In der vergangenen Saison spielten beide Bundesligisten insgesamt fünf Mal gegeneinander. Am 3. Dezember 2016 verloren die Brandenburger mit 2:3 in Rottenburg. Die erfolgreiche Revanche gelang beim Rückspiel am 25. Februar diesen Jahres, dass die Netzhoppers in eigener Halle mit 3:2 gewinnen konnten.

Zu weiteren drei Spielen zwischen beiden Teams kam es in den Play-Offs. Die erste Begegnung sicherten sich die Königs Wusterhausener zuhause am 8. März mit 3:1. Das Rückspiel drei Tage später gewann der TVR mit 3:0-Sätzen. Das dritte Aufeinandertreffen ging dann mit 3:1 wieder an die Netzhoppers, die am 15. März in eigener Halle eine ihrer besten Saisonleistungen zeigten.
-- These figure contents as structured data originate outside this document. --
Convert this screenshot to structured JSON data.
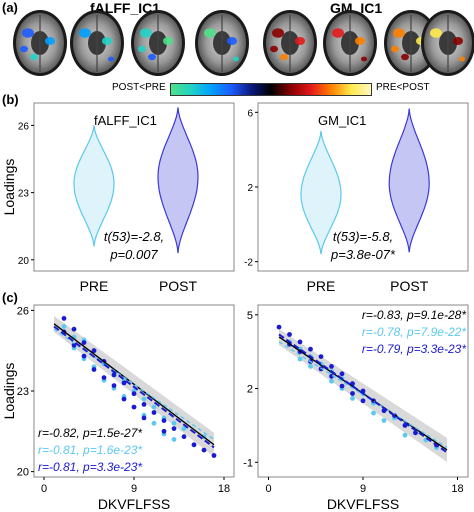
{
  "panel_a": {
    "label": "(a)",
    "title_left": "fALFF_IC1",
    "title_right": "GM_IC1",
    "colorbar_left": "POST<PRE",
    "colorbar_right": "PRE<POST",
    "colors": {
      "cool": [
        "#1e5cff",
        "#00a0ff",
        "#22d3c5",
        "#4fe08a"
      ],
      "hot": [
        "#8b0000",
        "#e31a1c",
        "#ff7f00",
        "#ffe94d"
      ]
    }
  },
  "panel_b": {
    "label": "(b)",
    "ylabel": "Loadings",
    "left": {
      "title": "fALFF_IC1",
      "stat_line1": "t(53)=-2.8,",
      "stat_line2": "p=0.007",
      "xlabels": [
        "PRE",
        "POST"
      ],
      "yticks": [
        "26",
        "23",
        "20"
      ]
    },
    "right": {
      "title": "GM_IC1",
      "stat_line1": "t(53)=-5.8,",
      "stat_line2": "p=3.8e-07*",
      "xlabels": [
        "PRE",
        "POST"
      ],
      "yticks": [
        "6",
        "2",
        "-2"
      ]
    }
  },
  "panel_c": {
    "label": "(c)",
    "ylabel": "Loadings",
    "xlabel": "DKVFLFSS",
    "left": {
      "xticks": [
        "0",
        "9",
        "18"
      ],
      "yticks": [
        "26",
        "23",
        "20"
      ],
      "stats": [
        {
          "text": "r=-0.82, p=1.5e-27*",
          "color": "#000000"
        },
        {
          "text": "r=-0.81, p=1.6e-23*",
          "color": "#5bc8f0"
        },
        {
          "text": "r=-0.81, p=3.3e-23*",
          "color": "#1a1ad0"
        }
      ]
    },
    "right": {
      "xticks": [
        "0",
        "9",
        "18"
      ],
      "yticks": [
        "5",
        "2",
        "-1"
      ],
      "stats": [
        {
          "text": "r=-0.83, p=9.1e-28*",
          "color": "#000000"
        },
        {
          "text": "r=-0.78, p=7.9e-22*",
          "color": "#5bc8f0"
        },
        {
          "text": "r=-0.79, p=3.3e-23*",
          "color": "#1a1ad0"
        }
      ]
    }
  },
  "chart_data": [
    {
      "type": "violin",
      "title": "fALFF_IC1",
      "ylabel": "Loadings",
      "categories": [
        "PRE",
        "POST"
      ],
      "ylim": [
        19.5,
        27
      ],
      "series": [
        {
          "name": "PRE",
          "values": [
            20.6,
            26.0
          ],
          "median": 23.4
        },
        {
          "name": "POST",
          "values": [
            20.3,
            26.8
          ],
          "median": 23.7
        }
      ]
    },
    {
      "type": "violin",
      "title": "GM_IC1",
      "ylabel": "Loadings",
      "categories": [
        "PRE",
        "POST"
      ],
      "ylim": [
        -2.5,
        6.5
      ],
      "series": [
        {
          "name": "PRE",
          "values": [
            -1.6,
            5.0
          ],
          "median": 1.6
        },
        {
          "name": "POST",
          "values": [
            -1.5,
            6.2
          ],
          "median": 2.2
        }
      ]
    },
    {
      "type": "scatter",
      "xlabel": "DKVFLFSS",
      "ylabel": "Loadings",
      "xlim": [
        -1,
        19
      ],
      "ylim": [
        19.8,
        26.2
      ],
      "series": [
        {
          "name": "PRE",
          "color": "#5bc8f0",
          "x": [
            2,
            3,
            3,
            4,
            4,
            5,
            5,
            6,
            6,
            7,
            7,
            8,
            8,
            9,
            9,
            10,
            10,
            11,
            11,
            12,
            12,
            13,
            13,
            14,
            15,
            16
          ],
          "y": [
            25.4,
            25.0,
            24.6,
            24.9,
            24.2,
            24.5,
            23.9,
            24.0,
            23.4,
            23.7,
            23.1,
            23.4,
            22.8,
            23.0,
            22.4,
            22.7,
            22.1,
            22.4,
            21.8,
            22.0,
            21.4,
            21.8,
            21.2,
            21.6,
            21.0,
            21.3
          ]
        },
        {
          "name": "POST",
          "color": "#1a1ad0",
          "x": [
            2,
            2,
            3,
            3,
            4,
            4,
            5,
            5,
            6,
            6,
            7,
            7,
            8,
            8,
            9,
            9,
            10,
            10,
            11,
            12,
            12,
            13,
            14,
            15,
            16,
            17
          ],
          "y": [
            25.7,
            25.2,
            25.3,
            24.7,
            24.8,
            24.3,
            24.5,
            23.8,
            24.1,
            23.5,
            23.6,
            23.2,
            23.3,
            22.7,
            22.9,
            22.4,
            22.5,
            22.0,
            22.2,
            21.9,
            21.5,
            21.6,
            21.3,
            21.0,
            20.8,
            20.6
          ]
        }
      ],
      "fits": [
        {
          "color": "#000000",
          "x": [
            1,
            17
          ],
          "y": [
            25.5,
            21.0
          ]
        },
        {
          "color": "#5bc8f0",
          "x": [
            1,
            17
          ],
          "y": [
            25.3,
            21.2
          ]
        },
        {
          "color": "#1a1ad0",
          "x": [
            1,
            17
          ],
          "y": [
            25.4,
            20.9
          ]
        }
      ]
    },
    {
      "type": "scatter",
      "xlabel": "DKVFLFSS",
      "ylabel": "Loadings",
      "xlim": [
        -1,
        19
      ],
      "ylim": [
        -1.6,
        5.4
      ],
      "series": [
        {
          "name": "PRE",
          "color": "#5bc8f0",
          "x": [
            2,
            3,
            3,
            4,
            4,
            5,
            6,
            6,
            7,
            7,
            8,
            8,
            9,
            10,
            10,
            11,
            11,
            12,
            13,
            13,
            14,
            15,
            16
          ],
          "y": [
            3.9,
            3.6,
            3.2,
            3.3,
            2.9,
            3.0,
            2.7,
            2.3,
            2.4,
            2.0,
            2.1,
            1.6,
            1.8,
            1.4,
            1.0,
            1.1,
            0.7,
            0.8,
            0.5,
            0.1,
            0.2,
            -0.1,
            -0.4
          ]
        },
        {
          "name": "POST",
          "color": "#1a1ad0",
          "x": [
            1,
            2,
            2,
            3,
            3,
            4,
            4,
            5,
            5,
            6,
            6,
            7,
            7,
            8,
            8,
            9,
            9,
            10,
            11,
            12,
            13,
            14,
            16
          ],
          "y": [
            4.5,
            4.2,
            3.8,
            3.9,
            3.5,
            3.6,
            3.1,
            3.3,
            2.8,
            2.9,
            2.5,
            2.6,
            2.1,
            2.2,
            1.8,
            1.9,
            1.5,
            1.5,
            1.1,
            0.9,
            0.5,
            0.2,
            -0.3
          ]
        }
      ],
      "fits": [
        {
          "color": "#000000",
          "x": [
            1,
            17
          ],
          "y": [
            4.1,
            -0.5
          ]
        },
        {
          "color": "#5bc8f0",
          "x": [
            1,
            17
          ],
          "y": [
            3.9,
            -0.4
          ]
        },
        {
          "color": "#1a1ad0",
          "x": [
            1,
            17
          ],
          "y": [
            4.2,
            -0.6
          ]
        }
      ]
    }
  ]
}
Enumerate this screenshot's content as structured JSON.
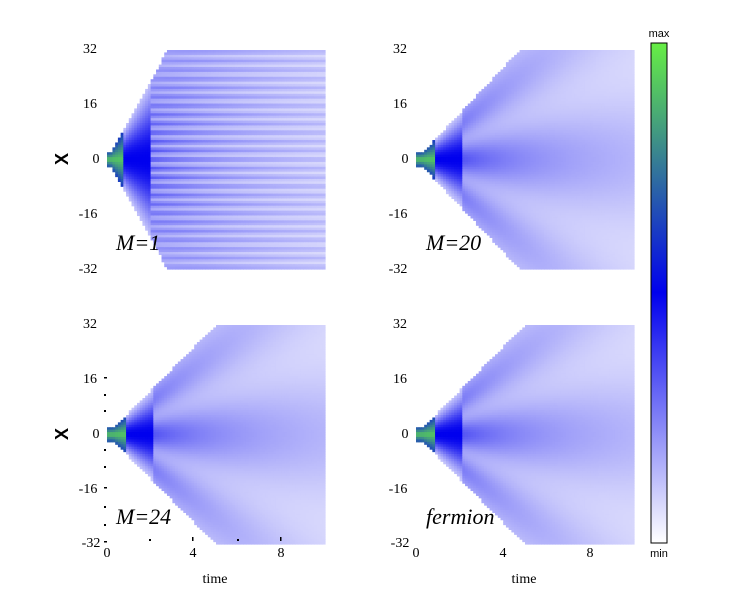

„Natürlich wollen wir die nächste Runde erreichen“, gibt Culic die Marschroute für seine Truppe vor, „wir werden Rottenburg sicherlich nicht unterschätzen. Wenn es uns aber gelingen sollte, an die gute Leistung vom Spiel gegen Solingen anzuknüpfen, dann sollte der Sprung ins Pokal-Viertelfinale durchaus möglich sein.“

Gegen die Süddeutschen wird der Coach einigen Akteuren aus der zweiten Reihe etwas Spielpraxis geben, da am Sonnabend bereits das Ligaspiel in Düren auf dem Programm steht.